Parvovirus B19 uses the human erythroid progenitor for natural host cells[11]. Pure red-cell aplasia is the most common feature, while some other hematological complications may also occur. Although erythroid progenitors appear specific permissive cells for PVB19 replication, neutropenia with agranulocytosis and thrombocytopenia or pancytopenia has also been reported in the literature [11, 12, 17]. A primo-infection as well as virus reactivation can induce neutropenia. In immunocompromised patients, reactivation of PV B19 detected by PCR can occur at low levels of parvovirus replication owing to absent antiviral immunity [16]. Several publications have testified to an association between neutropenia, agranulocytosis, and PVB19 in both healthy and immunocompromised patients. McClain K. et al. and Istomin V. et al. reported 15 PVB19-positive PCRs in 19 chronic neutropenia children and five agranulocytosis cases in 23 patients with acute PVB19 infection, respectively [15, 17]. Two pure agranulocytosis cases, secondary to PVB19 infection, were also reported by Pont and Herzog-Tzarfati [18, 19]. In immunocompromised cases, comparable to our three cases, Barlow et al. reported that the majority of the 26 documented cases of PVB19-related neutropenia occurred in hemopathic or immunocompromised patients [20]. In a case of late-onset neutropenia (LON) under RTX, Hartman et al. described one patient treated for lymphoma presenting negative blood tests, with only her blood and bone marrow PCRs testing positive, and no other abnormalities indicating PV infection [21]. Her evolution was favorable under IgIV administration.
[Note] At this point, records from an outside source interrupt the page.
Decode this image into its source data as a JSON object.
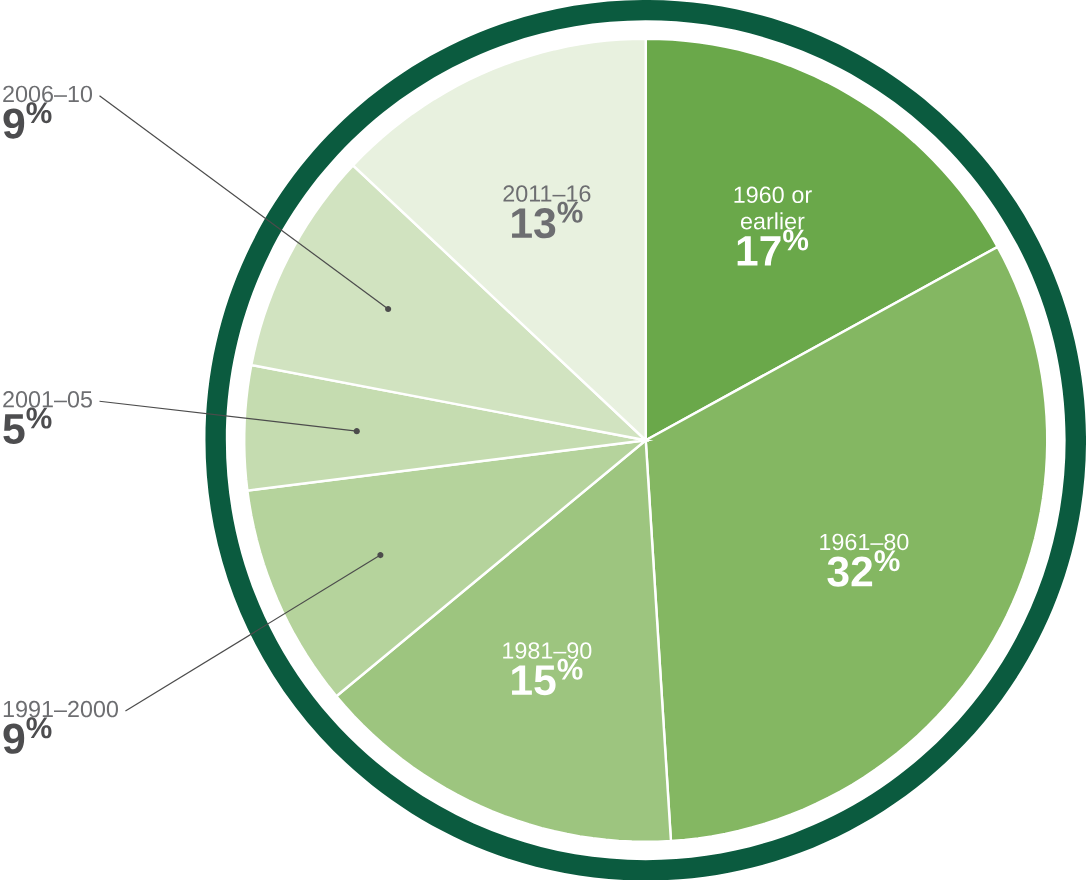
{
  "chart_data": {
    "type": "pie",
    "categories": [
      "1960 or earlier",
      "1961–80",
      "1981–90",
      "1991–2000",
      "2001–05",
      "2006–10",
      "2011–16"
    ],
    "values": [
      17,
      32,
      15,
      9,
      5,
      9,
      13
    ],
    "colors": [
      "#6aa84a",
      "#84b762",
      "#9dc57f",
      "#b5d39c",
      "#c5dcb0",
      "#d1e3c0",
      "#e8f1df"
    ],
    "value_labels": [
      "17$^{%}$",
      "32$^{%}$",
      "15$^{%}$",
      "9$^{%}$",
      "5$^{%}$",
      "9$^{%}$",
      "13$^{%}$"
    ]
  }
}
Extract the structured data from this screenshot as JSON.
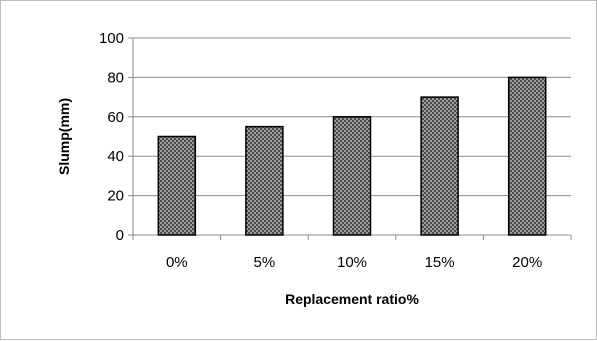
{
  "chart_data": {
    "type": "bar",
    "title": "",
    "xlabel": "Replacement ratio%",
    "ylabel": "Slump(mm)",
    "categories": [
      "0%",
      "5%",
      "10%",
      "15%",
      "20%"
    ],
    "values": [
      50,
      55,
      60,
      70,
      80
    ],
    "ylim": [
      0,
      100
    ],
    "yticks": [
      0,
      20,
      40,
      60,
      80,
      100
    ],
    "grid": true,
    "legend": "none",
    "colors": {
      "bar_fill": "#a9a9a9",
      "bar_stroke": "#000000",
      "grid": "#8c8c8c",
      "axis": "#8c8c8c"
    }
  }
}
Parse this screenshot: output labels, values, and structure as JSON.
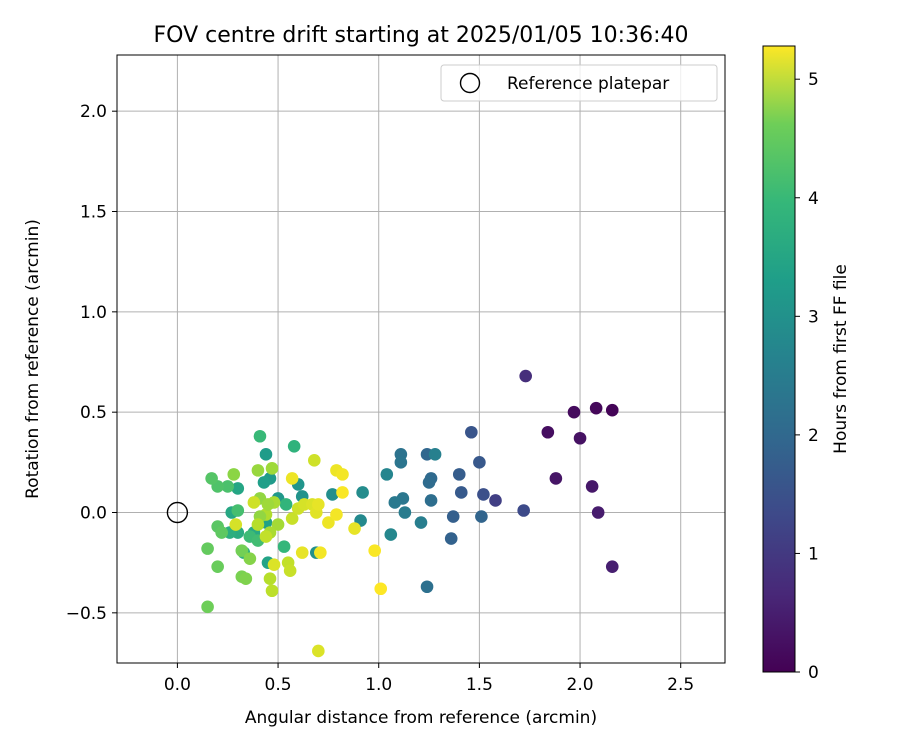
{
  "chart_data": {
    "type": "scatter",
    "title": "FOV centre drift starting at 2025/01/05 10:36:40",
    "xlabel": "Angular distance from reference (arcmin)",
    "ylabel": "Rotation from reference (arcmin)",
    "xlim": [
      -0.3,
      2.72
    ],
    "ylim": [
      -0.75,
      2.28
    ],
    "xticks": [
      0.0,
      0.5,
      1.0,
      1.5,
      2.0,
      2.5
    ],
    "xtick_labels": [
      "0.0",
      "0.5",
      "1.0",
      "1.5",
      "2.0",
      "2.5"
    ],
    "yticks": [
      -0.5,
      0.0,
      0.5,
      1.0,
      1.5,
      2.0
    ],
    "ytick_labels": [
      "−0.5",
      "0.0",
      "0.5",
      "1.0",
      "1.5",
      "2.0"
    ],
    "grid": true,
    "legend": {
      "position": "top-right",
      "entries": [
        "Reference platepar"
      ]
    },
    "reference_point": {
      "x": 0.0,
      "y": 0.0,
      "label": "Reference platepar"
    },
    "colorbar": {
      "label": "Hours from first FF file",
      "colormap": "viridis",
      "range": [
        0,
        5.28
      ],
      "ticks": [
        0,
        1,
        2,
        3,
        4,
        5
      ],
      "tick_labels": [
        "0",
        "1",
        "2",
        "3",
        "4",
        "5"
      ]
    },
    "points": [
      {
        "x": 2.16,
        "y": 0.51,
        "h": 0.05
      },
      {
        "x": 2.08,
        "y": 0.52,
        "h": 0.1
      },
      {
        "x": 1.97,
        "y": 0.5,
        "h": 0.15
      },
      {
        "x": 1.84,
        "y": 0.4,
        "h": 0.2
      },
      {
        "x": 2.0,
        "y": 0.37,
        "h": 0.25
      },
      {
        "x": 1.88,
        "y": 0.17,
        "h": 0.3
      },
      {
        "x": 2.06,
        "y": 0.13,
        "h": 0.35
      },
      {
        "x": 2.09,
        "y": 0.0,
        "h": 0.4
      },
      {
        "x": 2.16,
        "y": -0.27,
        "h": 0.45
      },
      {
        "x": 1.73,
        "y": 0.68,
        "h": 0.7
      },
      {
        "x": 1.58,
        "y": 0.06,
        "h": 1.0
      },
      {
        "x": 1.72,
        "y": 0.01,
        "h": 1.2
      },
      {
        "x": 1.52,
        "y": 0.09,
        "h": 1.3
      },
      {
        "x": 1.46,
        "y": 0.4,
        "h": 1.4
      },
      {
        "x": 1.5,
        "y": 0.25,
        "h": 1.45
      },
      {
        "x": 1.41,
        "y": 0.1,
        "h": 1.5
      },
      {
        "x": 1.4,
        "y": 0.19,
        "h": 1.55
      },
      {
        "x": 1.37,
        "y": -0.02,
        "h": 1.6
      },
      {
        "x": 1.36,
        "y": -0.13,
        "h": 1.65
      },
      {
        "x": 1.51,
        "y": -0.02,
        "h": 1.7
      },
      {
        "x": 1.24,
        "y": 0.29,
        "h": 1.75
      },
      {
        "x": 1.26,
        "y": 0.17,
        "h": 1.8
      },
      {
        "x": 1.25,
        "y": 0.15,
        "h": 1.85
      },
      {
        "x": 1.26,
        "y": 0.06,
        "h": 1.9
      },
      {
        "x": 1.24,
        "y": -0.37,
        "h": 1.95
      },
      {
        "x": 1.11,
        "y": 0.29,
        "h": 2.0
      },
      {
        "x": 1.11,
        "y": 0.25,
        "h": 2.05
      },
      {
        "x": 1.12,
        "y": 0.07,
        "h": 2.1
      },
      {
        "x": 1.08,
        "y": 0.05,
        "h": 2.15
      },
      {
        "x": 1.13,
        "y": 0.0,
        "h": 2.2
      },
      {
        "x": 1.21,
        "y": -0.05,
        "h": 2.25
      },
      {
        "x": 1.28,
        "y": 0.29,
        "h": 2.3
      },
      {
        "x": 1.04,
        "y": 0.19,
        "h": 2.4
      },
      {
        "x": 1.06,
        "y": -0.11,
        "h": 2.45
      },
      {
        "x": 0.91,
        "y": -0.04,
        "h": 2.5
      },
      {
        "x": 0.92,
        "y": 0.1,
        "h": 2.55
      },
      {
        "x": 0.77,
        "y": 0.09,
        "h": 2.6
      },
      {
        "x": 0.69,
        "y": -0.2,
        "h": 2.65
      },
      {
        "x": 0.62,
        "y": 0.08,
        "h": 2.7
      },
      {
        "x": 0.6,
        "y": 0.14,
        "h": 2.75
      },
      {
        "x": 0.5,
        "y": 0.07,
        "h": 2.8
      },
      {
        "x": 0.46,
        "y": 0.17,
        "h": 2.85
      },
      {
        "x": 0.44,
        "y": 0.29,
        "h": 2.9
      },
      {
        "x": 0.43,
        "y": 0.15,
        "h": 2.95
      },
      {
        "x": 0.44,
        "y": -0.05,
        "h": 3.0
      },
      {
        "x": 0.45,
        "y": -0.25,
        "h": 3.05
      },
      {
        "x": 0.3,
        "y": 0.12,
        "h": 3.1
      },
      {
        "x": 0.27,
        "y": 0.0,
        "h": 3.15
      },
      {
        "x": 0.38,
        "y": -0.1,
        "h": 3.2
      },
      {
        "x": 0.3,
        "y": -0.1,
        "h": 3.25
      },
      {
        "x": 0.26,
        "y": -0.1,
        "h": 3.3
      },
      {
        "x": 0.33,
        "y": -0.2,
        "h": 3.35
      },
      {
        "x": 0.58,
        "y": 0.33,
        "h": 3.4
      },
      {
        "x": 0.54,
        "y": 0.04,
        "h": 3.45
      },
      {
        "x": 0.53,
        "y": -0.17,
        "h": 3.5
      },
      {
        "x": 0.41,
        "y": 0.38,
        "h": 3.55
      },
      {
        "x": 0.36,
        "y": -0.12,
        "h": 3.6
      },
      {
        "x": 0.4,
        "y": -0.14,
        "h": 3.65
      },
      {
        "x": 0.3,
        "y": 0.01,
        "h": 3.7
      },
      {
        "x": 0.25,
        "y": 0.13,
        "h": 3.75
      },
      {
        "x": 0.2,
        "y": 0.13,
        "h": 3.8
      },
      {
        "x": 0.17,
        "y": 0.17,
        "h": 3.85
      },
      {
        "x": 0.2,
        "y": -0.07,
        "h": 3.9
      },
      {
        "x": 0.22,
        "y": -0.1,
        "h": 3.95
      },
      {
        "x": 0.15,
        "y": -0.18,
        "h": 4.0
      },
      {
        "x": 0.2,
        "y": -0.27,
        "h": 4.05
      },
      {
        "x": 0.15,
        "y": -0.47,
        "h": 4.1
      },
      {
        "x": 0.32,
        "y": -0.19,
        "h": 4.15
      },
      {
        "x": 0.32,
        "y": -0.32,
        "h": 4.2
      },
      {
        "x": 0.34,
        "y": -0.33,
        "h": 4.25
      },
      {
        "x": 0.36,
        "y": -0.23,
        "h": 4.3
      },
      {
        "x": 0.28,
        "y": 0.19,
        "h": 4.35
      },
      {
        "x": 0.41,
        "y": 0.07,
        "h": 4.4
      },
      {
        "x": 0.4,
        "y": 0.21,
        "h": 4.45
      },
      {
        "x": 0.47,
        "y": 0.22,
        "h": 4.5
      },
      {
        "x": 0.5,
        "y": -0.06,
        "h": 4.55
      },
      {
        "x": 0.48,
        "y": 0.05,
        "h": 4.6
      },
      {
        "x": 0.44,
        "y": -0.01,
        "h": 4.65
      },
      {
        "x": 0.46,
        "y": -0.33,
        "h": 4.7
      },
      {
        "x": 0.47,
        "y": -0.39,
        "h": 4.75
      },
      {
        "x": 0.55,
        "y": -0.25,
        "h": 4.8
      },
      {
        "x": 0.56,
        "y": -0.29,
        "h": 4.85
      },
      {
        "x": 0.38,
        "y": 0.05,
        "h": 4.9
      },
      {
        "x": 0.29,
        "y": -0.06,
        "h": 4.95
      },
      {
        "x": 0.48,
        "y": -0.26,
        "h": 5.0
      },
      {
        "x": 0.41,
        "y": -0.02,
        "h": 4.4
      },
      {
        "x": 0.45,
        "y": 0.04,
        "h": 4.5
      },
      {
        "x": 0.46,
        "y": -0.1,
        "h": 4.6
      },
      {
        "x": 0.4,
        "y": -0.06,
        "h": 4.7
      },
      {
        "x": 0.44,
        "y": -0.12,
        "h": 4.8
      },
      {
        "x": 0.57,
        "y": -0.03,
        "h": 4.85
      },
      {
        "x": 0.6,
        "y": 0.02,
        "h": 4.9
      },
      {
        "x": 0.63,
        "y": 0.04,
        "h": 4.95
      },
      {
        "x": 0.68,
        "y": 0.26,
        "h": 4.9
      },
      {
        "x": 0.67,
        "y": 0.04,
        "h": 5.0
      },
      {
        "x": 0.69,
        "y": 0.0,
        "h": 5.05
      },
      {
        "x": 0.7,
        "y": 0.04,
        "h": 5.1
      },
      {
        "x": 0.57,
        "y": 0.17,
        "h": 5.15
      },
      {
        "x": 0.62,
        "y": -0.2,
        "h": 5.1
      },
      {
        "x": 0.71,
        "y": -0.2,
        "h": 5.2
      },
      {
        "x": 0.75,
        "y": -0.05,
        "h": 5.15
      },
      {
        "x": 0.79,
        "y": -0.01,
        "h": 5.2
      },
      {
        "x": 0.79,
        "y": 0.21,
        "h": 5.15
      },
      {
        "x": 0.82,
        "y": 0.19,
        "h": 5.2
      },
      {
        "x": 0.82,
        "y": 0.1,
        "h": 5.25
      },
      {
        "x": 0.88,
        "y": -0.08,
        "h": 5.1
      },
      {
        "x": 0.98,
        "y": -0.19,
        "h": 5.25
      },
      {
        "x": 1.01,
        "y": -0.38,
        "h": 5.28
      },
      {
        "x": 0.7,
        "y": -0.69,
        "h": 5.0
      }
    ]
  }
}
In addition, Christopeit et al. described PV infection being responsible for a LON case, with only the bone marrow PCR positive for PV [22]. This context is comparable to our first case, where the PV infection could have been responsible for the agranulocytosis under RTX, as well as the relapse under TCZ, with the latter inducing immunodepression via antilymphocyte B activity, thus explaining the agranulocytosis [23]. Unfortunately, no test for PV B19 on bone marrow was performed to our third case. We can only present the occurrence of agranulocytosis 2 weeks after RTX infusion but can not confirm parvovirus responsibility.

The association between agranulocytosis and PVB19 remains complex, and the viral replication’s exact role in neutropenia pathogenesis is still unclear [2426]. PVB19 may either inhibit myeloid cell development or exhibit a direct cytotoxic effect [25]. Induction of antigranulocyte antibodies was also considered. In a study on 240 patients with autoimmune neutropenia, 36 exhibited seroconversion and/or positive DNA in the blood [27]. Of these 36, 24 were retested after neutropenia remission and all remained negative for parvovirus [27]. In our cases, this hypothesis could not explain the neutropenia. We searched for antigranulocyte antibodies, but all were negative, whereas the PVB19 serology and DNA were positive in either the blood or bone marrow.

Lastly, to treat infection or reactivation, at least temporarily discontinuing immunosuppressive therapy is advised. Granulocyte-stimulating factors should primarily be used in cases of general neutropenia that last a few days. In such resistant or severe cases, intravenous immunoglobulin can provide antibodies against PVB19 and proves highly effective. Such a regimen should be administered at either 0.4–0.5 g/kg per day during 5 to 10 days or 1 g/kg for 2 days [10, 18]. The PCR should subsequently become negative for PVB19. Neutropenia relapse may require new immunoglobulin administration [11]. PCR can prove instrumental for monitoring response to immunoglobulin administration and predicting relapse.

Conclusion

PVB19 presence in the blood and bone marrow should be investigated in neutropenia patients receiving disease-modifying antirheumatic drugs. New studies are required in order to further explore this association. In cases where agranulocytosis manifests from the 15th day of RTX treatment, unlike typical LON timing, a hemogram must be conducted prior to reinitiating the infusion.